Common Ingress Errors in Kubernetes

Ingress is a powerful Kubernetes resource that manages external access to services within your cluster. However, it often becomes a source of confusion and frustration due to misconfigurations or overlooked details. This article outlines the most common Ingress errors and how to fix them.

1. Misconfigured Annotations

Annotations can control features like URL rewrites, authentication, and rate limiting. Incorrect annotations may silently break your setup.

Example Fix:

annotations:
  nginx.ingress.kubernetes.io/rewrite-target: /$1

2. Incorrect Service Target Port

Ensure the port specified in the Ingress resource matches the targetPort in your Service definition.

Example Service:

spec:
  ports:
    - port: 80
      targetPort: 8080

3. TLS Misconfiguration

Missing or misconfigured TLS secrets can lead to HTTPS errors.

Fix:

tls:
  - hosts:
      - example.com
    secretName: example-tls-secret

Make sure the secret exists and contains the correct certificate and private key.
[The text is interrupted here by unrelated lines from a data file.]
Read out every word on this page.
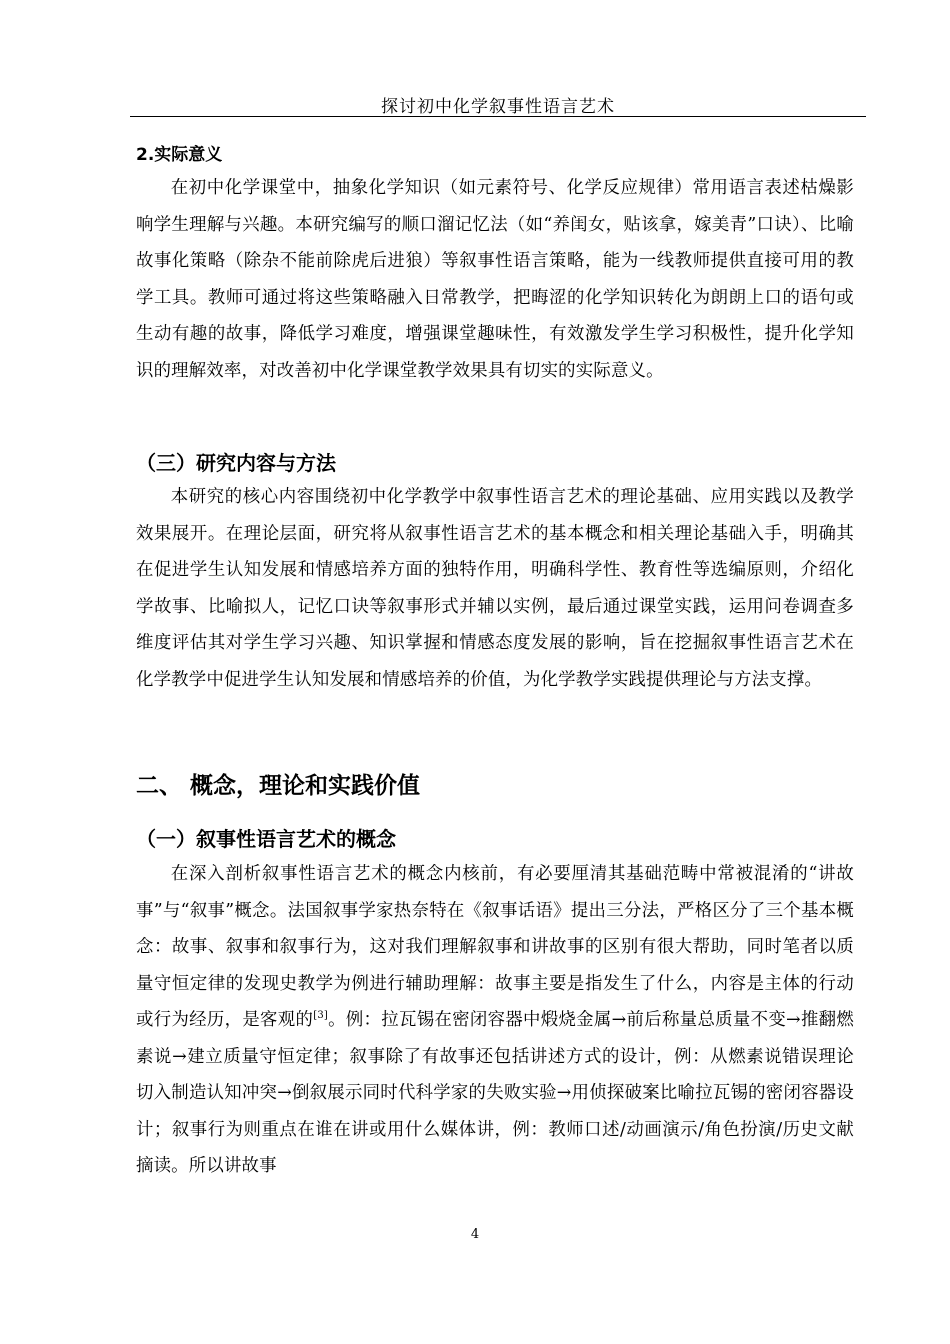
探讨初中化学叙事性语言艺术
2.实际意义
在初中化学课堂中，抽象化学知识（如元素符号、化学反应规律）常用语言表述枯燥影响学生理解与兴趣。本研究编写的顺口溜记忆法（如“养闺女，贴该拿，嫁美青”口诀）、比喻故事化策略（除杂不能前除虎后进狼）等叙事性语言策略，能为一线教师提供直接可用的教学工具。教师可通过将这些策略融入日常教学，把晦涩的化学知识转化为朗朗上口的语句或生动有趣的故事，降低学习难度，增强课堂趣味性，有效激发学生学习积极性，提升化学知识的理解效率，对改善初中化学课堂教学效果具有切实的实际意义。
（三）研究内容与方法
本研究的核心内容围绕初中化学教学中叙事性语言艺术的理论基础、应用实践以及教学效果展开。在理论层面，研究将从叙事性语言艺术的基本概念和相关理论基础入手，明确其在促进学生认知发展和情感培养方面的独特作用，明确科学性、教育性等选编原则，介绍化学故事、比喻拟人，记忆口诀等叙事形式并辅以实例，最后通过课堂实践，运用问卷调查多维度评估其对学生学习兴趣、知识掌握和情感态度发展的影响，旨在挖掘叙事性语言艺术在化学教学中促进学生认知发展和情感培养的价值，为化学教学实践提供理论与方法支撑。
二、 概念，理论和实践价值
（一）叙事性语言艺术的概念
在深入剖析叙事性语言艺术的概念内核前，有必要厘清其基础范畴中常被混淆的“讲故事”与“叙事”概念。法国叙事学家热奈特在《叙事话语》提出三分法，严格区分了三个基本概念：故事、叙事和叙事行为，这对我们理解叙事和讲故事的区别有很大帮助，同时笔者以质量守恒定律的发现史教学为例进行辅助理解：故事主要是指发生了什么，内容是主体的行动或行为经历，是客观的[3]。例：拉瓦锡在密闭容器中煅烧金属→前后称量总质量不变→推翻燃素说→建立质量守恒定律；叙事除了有故事还包括讲述方式的设计，例：从燃素说错误理论切入制造认知冲突→倒叙展示同时代科学家的失败实验→用侦探破案比喻拉瓦锡的密闭容器设计；叙事行为则重点在谁在讲或用什么媒体讲，例：教师口述/动画演示/角色扮演/历史文献摘读。所以讲故事
4
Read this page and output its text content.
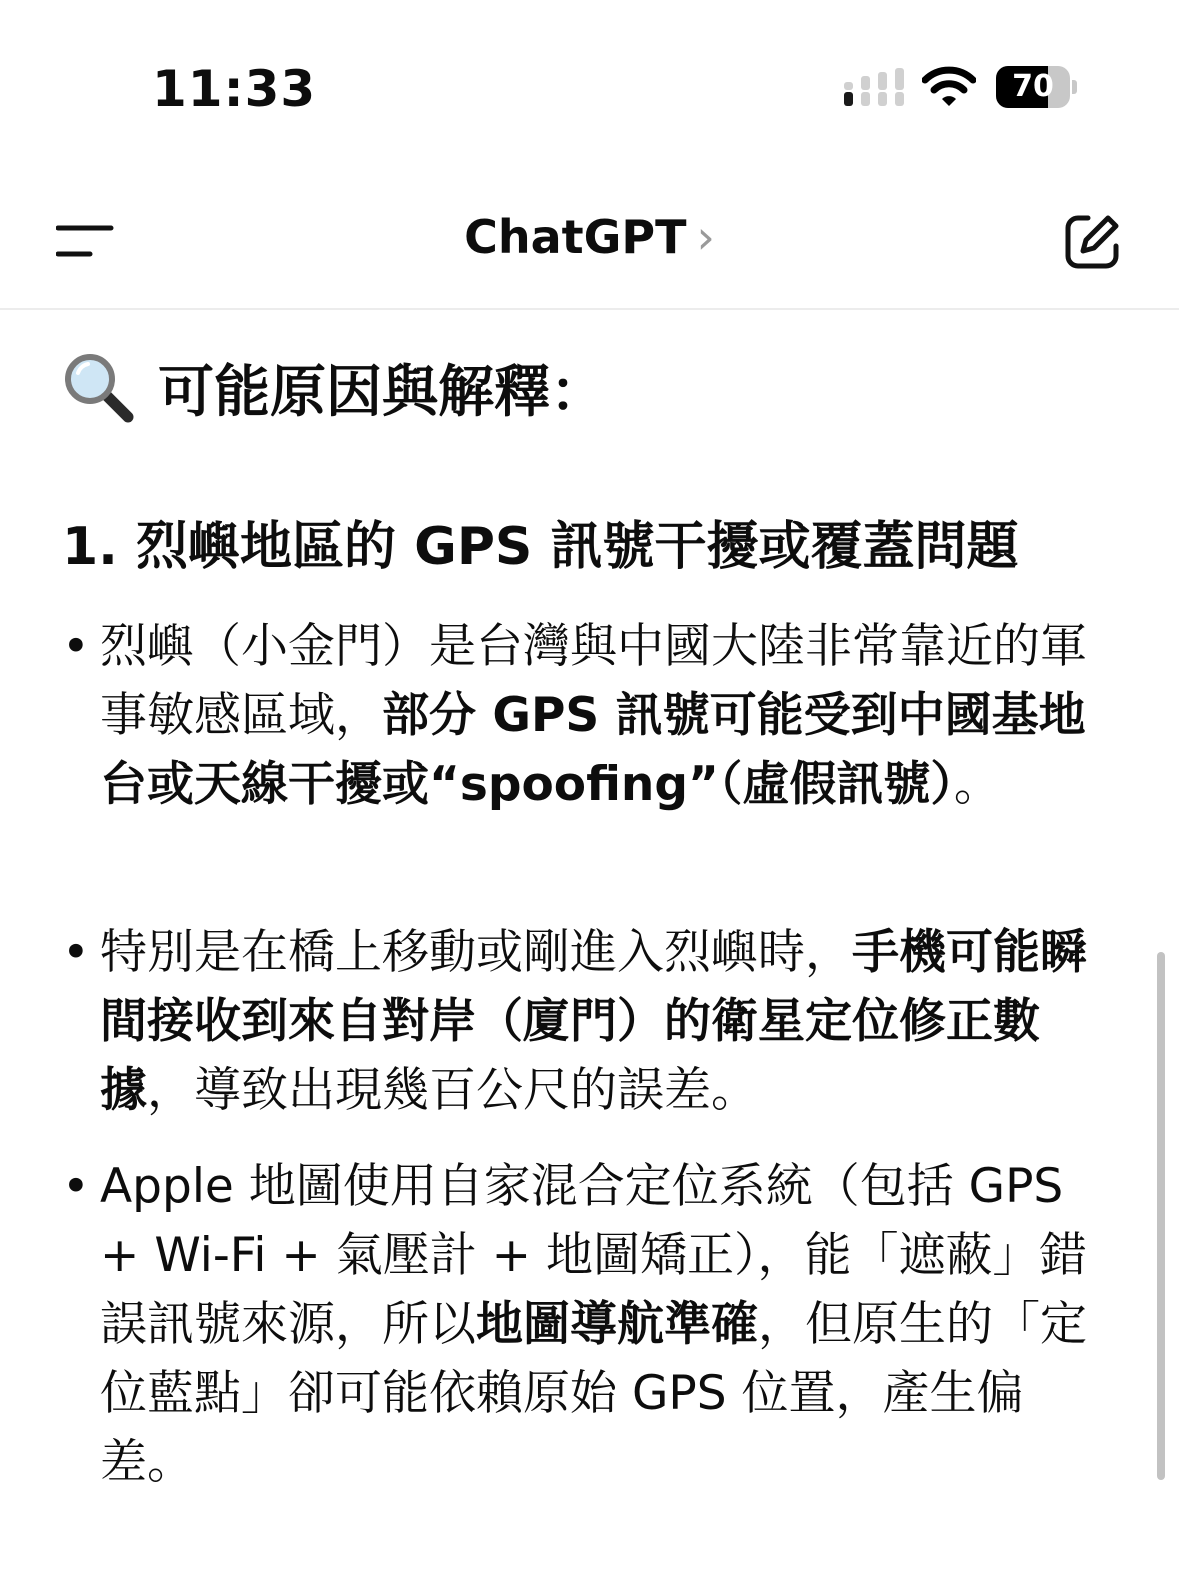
11:33	70
ChatGPT ›
可能原因與解釋：
1. 烈嶼地區的 GPS 訊號干擾或覆蓋問題
• 烈嶼（小金門）是台灣與中國大陸非常靠近的軍事敏感區域，部分 GPS 訊號可能受到中國基地台或天線干擾或“spoofing”（虛假訊號）。
• 特別是在橋上移動或剛進入烈嶼時，手機可能瞬間接收到來自對岸（廈門）的衛星定位修正數據，導致出現幾百公尺的誤差。
• Apple 地圖使用自家混合定位系統（包括 GPS + Wi-Fi + 氣壓計 + 地圖矯正），能「遮蔽」錯誤訊號來源，所以地圖導航準確，但原生的「定位藍點」卻可能依賴原始 GPS 位置，產生偏差。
4. Ingress Controller Not Running

Without a running Ingress controller (e.g. NGINX, Traefik), your Ingress resources will do nothing.

Check:

kubectl get pods -n ingress-nginx

5. DNS Not Resolving

Ensure your domain name is pointed to the external IP of your Ingress controller.

Check External IP:

kubectl get svc -n ingress-nginx

Conclusion

Ingress errors are common but usually easy to resolve with the right debugging steps. Always start by checking the controller logs and validating the YAML files.